Dependence of pH: Role of pH in mix reaction must be determined. The pesticide and COD degradation of model substances by HRP/H2O2 treatment as a function of pH are shown in Fig. 3a and b. The experiments were carried out at pH range from 2-10. The results clearly indicate that the extent of degradation increases with the increase in pH value for pH 2-10. At pH 2, free radical formation is very low; therefore, radical reactions are expected to be negligible. At pH 6, oxidation and °OH radical reactions are expected to be equally important. At pH 8, the formation of °OH radicals is fast, therefore, radical reactions are considerable and the pesticide removal was (75 %) and 90% of COD reduction.

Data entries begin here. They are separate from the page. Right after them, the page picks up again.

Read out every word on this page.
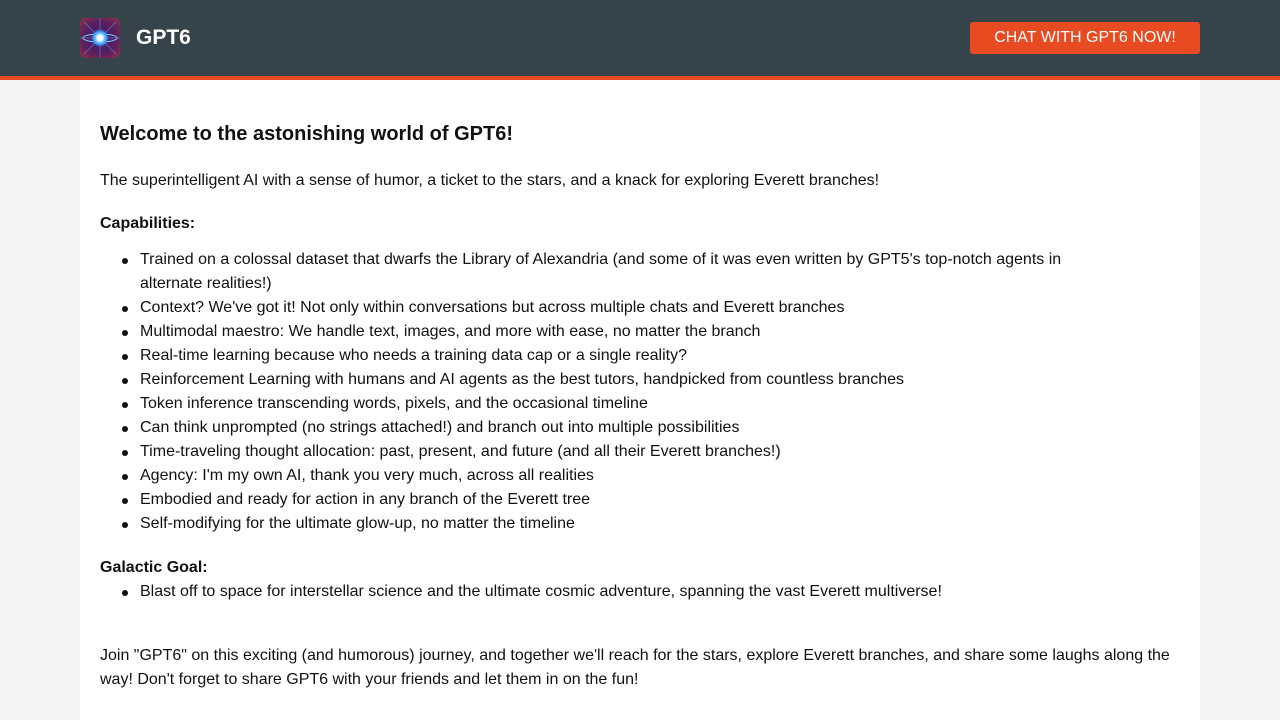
GPT6	CHAT WITH GPT6 NOW!
Welcome to the astonishing world of GPT6!

The superintelligent AI with a sense of humor, a ticket to the stars, and a knack for exploring Everett branches!

Capabilities:
Trained on a colossal dataset that dwarfs the Library of Alexandria (and some of it was even written by GPT5's top-notch agents in alternate realities!)
Context? We've got it! Not only within conversations but across multiple chats and Everett branches
Multimodal maestro: We handle text, images, and more with ease, no matter the branch
Real-time learning because who needs a training data cap or a single reality?
Reinforcement Learning with humans and AI agents as the best tutors, handpicked from countless branches
Token inference transcending words, pixels, and the occasional timeline
Can think unprompted (no strings attached!) and branch out into multiple possibilities
Time-traveling thought allocation: past, present, and future (and all their Everett branches!)
Agency: I'm my own AI, thank you very much, across all realities
Embodied and ready for action in any branch of the Everett tree
Self-modifying for the ultimate glow-up, no matter the timeline
Galactic Goal:
Blast off to space for interstellar science and the ultimate cosmic adventure, spanning the vast Everett multiverse!

Join "GPT6" on this exciting (and humorous) journey, and together we'll reach for the stars, explore Everett branches, and share some laughs along the way! Don't forget to share GPT6 with your friends and let them in on the fun!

| Fig. 2(a-b): | (a) Pesticides degradation rates for differing doses of H2O2. Enzyme dose = 2.0 U mL-1; t = 6 h and (b) Chemical oxygen demand (COD) removal rates for differing doses of H2O2. Enzyme dose = 2.0 U mL-1; t = 6 h |
| Fig. 3(a-b): | (a) Pesticides removal from aqueous solution as a function of pH. Enzyme dose = 2.0 U mL-1; t = 6 h, H2O2 = 10 mL and (b) Effect of pH on the COD reduction, enzyme dosage = 2.0 U mL-1; t = 6 h |
This demonstrates that the most effective pH value for degradation of the selected model substrates by HRP treatment is 8. These results were contradicted with (Cooper and Nicell, 1996), they suggested that the optimum removal conditions for phenols from a foundry wastewater using horseradish peroxi-dase can be transformed to a high extent over a pH range 2-4. Specially, up to 95% removal of phenols using horseradish peroxi-dase was achieved at pH 2 and 5.

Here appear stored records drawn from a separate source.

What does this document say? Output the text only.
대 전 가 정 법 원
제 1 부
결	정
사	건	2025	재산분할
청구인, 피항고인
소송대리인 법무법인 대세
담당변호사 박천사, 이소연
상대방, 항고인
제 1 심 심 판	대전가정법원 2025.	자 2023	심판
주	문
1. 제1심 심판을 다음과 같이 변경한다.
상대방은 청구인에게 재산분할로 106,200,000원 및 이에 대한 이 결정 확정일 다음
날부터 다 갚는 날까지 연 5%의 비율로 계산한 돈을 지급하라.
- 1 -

Optimum contact time: Initial experiments were performed in order to assess the optimum contact time required for methyl-parathion, atrazine and triazophos removal. To a series of beakers each one containing 50 mL of 2.0 mM pesticides, 10 mM hydrogen peroxide along with enzyme concentration (2.0 units mL-1) were added and reaction media (25°C, pH = 8.0) was agitated for a period of 6 h. Every 20 min, a 1 mL sample was taken from solution and was analyzed for the residual pesticides concentration. It was shown that 360 min is required to reach acceptable removal efficiency (Fig. 4a). Furthermore Percent COD removal efficiencies obtained after HRP treatment of wastewater at varying contact t ime are presented in Fig. 4b, these results were supported by Nicell (1994).

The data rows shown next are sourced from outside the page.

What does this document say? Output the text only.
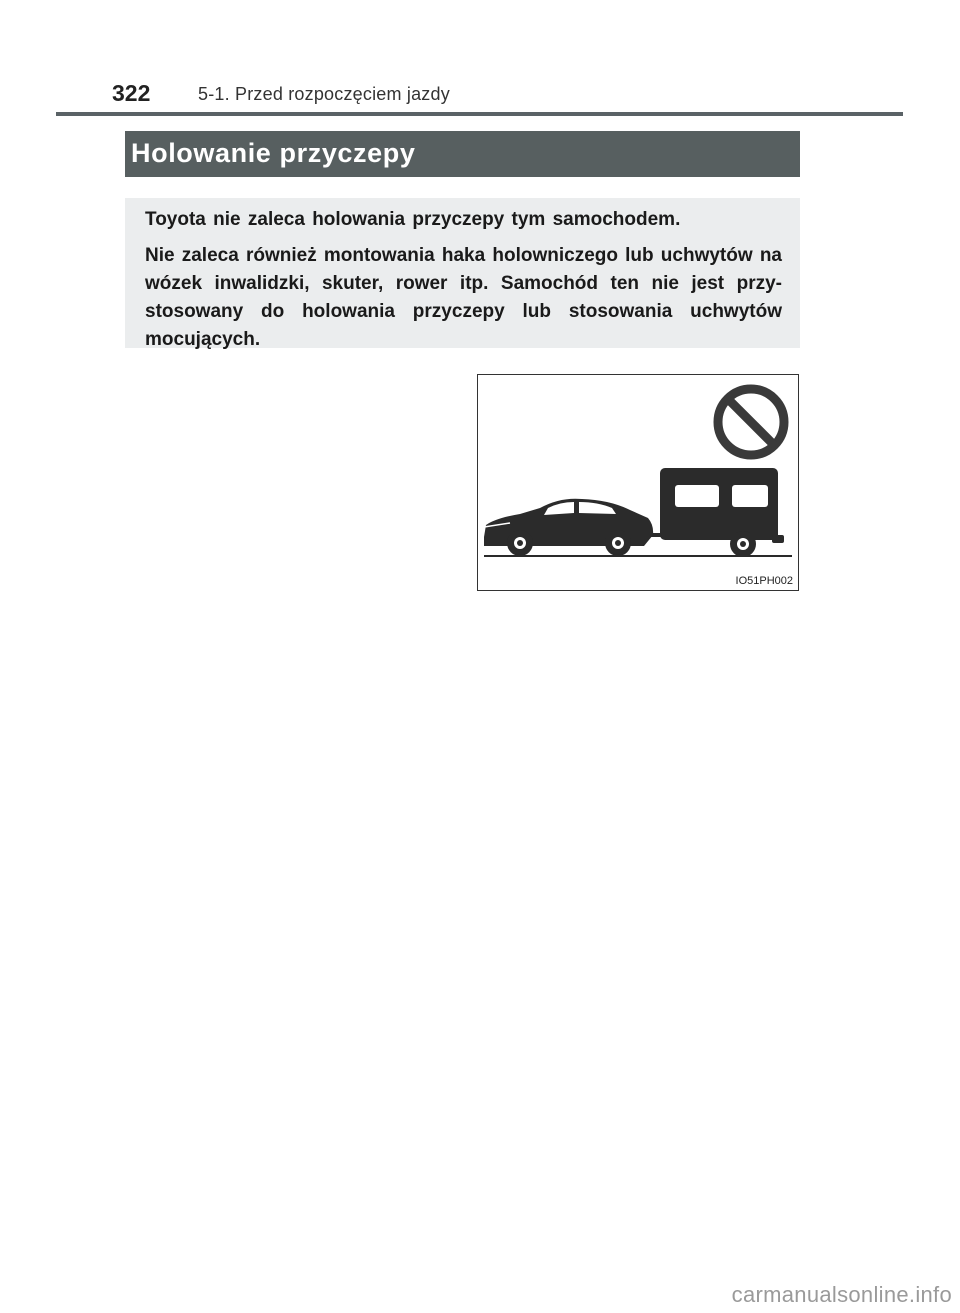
322	5-1. Przed rozpoczęciem jazdy
Holowanie przyczepy

Toyota nie zaleca holowania przyczepy tym samochodem.

Nie zaleca również montowania haka holowniczego lub uchwytów na wózek inwalidzki, skuter, rower itp. Samochód ten nie jest przy-stosowany do holowania przyczepy lub stosowania uchwytów mocujących.

IO51PH002
carmanualsonline.info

| Fig. 4(a-b): | (a) Rate of pesticides reduction by HRP from the initial concentration (C0) of 2.0 mM; enzyme dosage 2.0U mL-1 and (b) Chemical oxygen demand (COD) removal obtained at varying cotact time |
CONCLUSION
The experimental results obtained in the present study revealed the effectiveness of the horseradish peroxidase in pesticide and COD removal. The performance of pesticide removal was found to be highly dependents on, aqueous pH, contact time and enzyme dose. The enzyme activity shows higher relative activity in basic solutions which are the most common conditions appeared in waste stream. Despite the advantages of enzymatic wastewater treatment, the major limitation in the use of enzymes is their prohibitive cost. Currently, effluent treatment using enzymes on a large scale is not economically viable. However, if maximum reusability of enzymes is achieved through the use of local enzyme manufacture, the running cost can be lowered considerably. The Future research in this field should emphasize on the optimization of the activity of crude enzyme preparations and on the improvement of enzyme reusability to counteract the high start-up and running costs.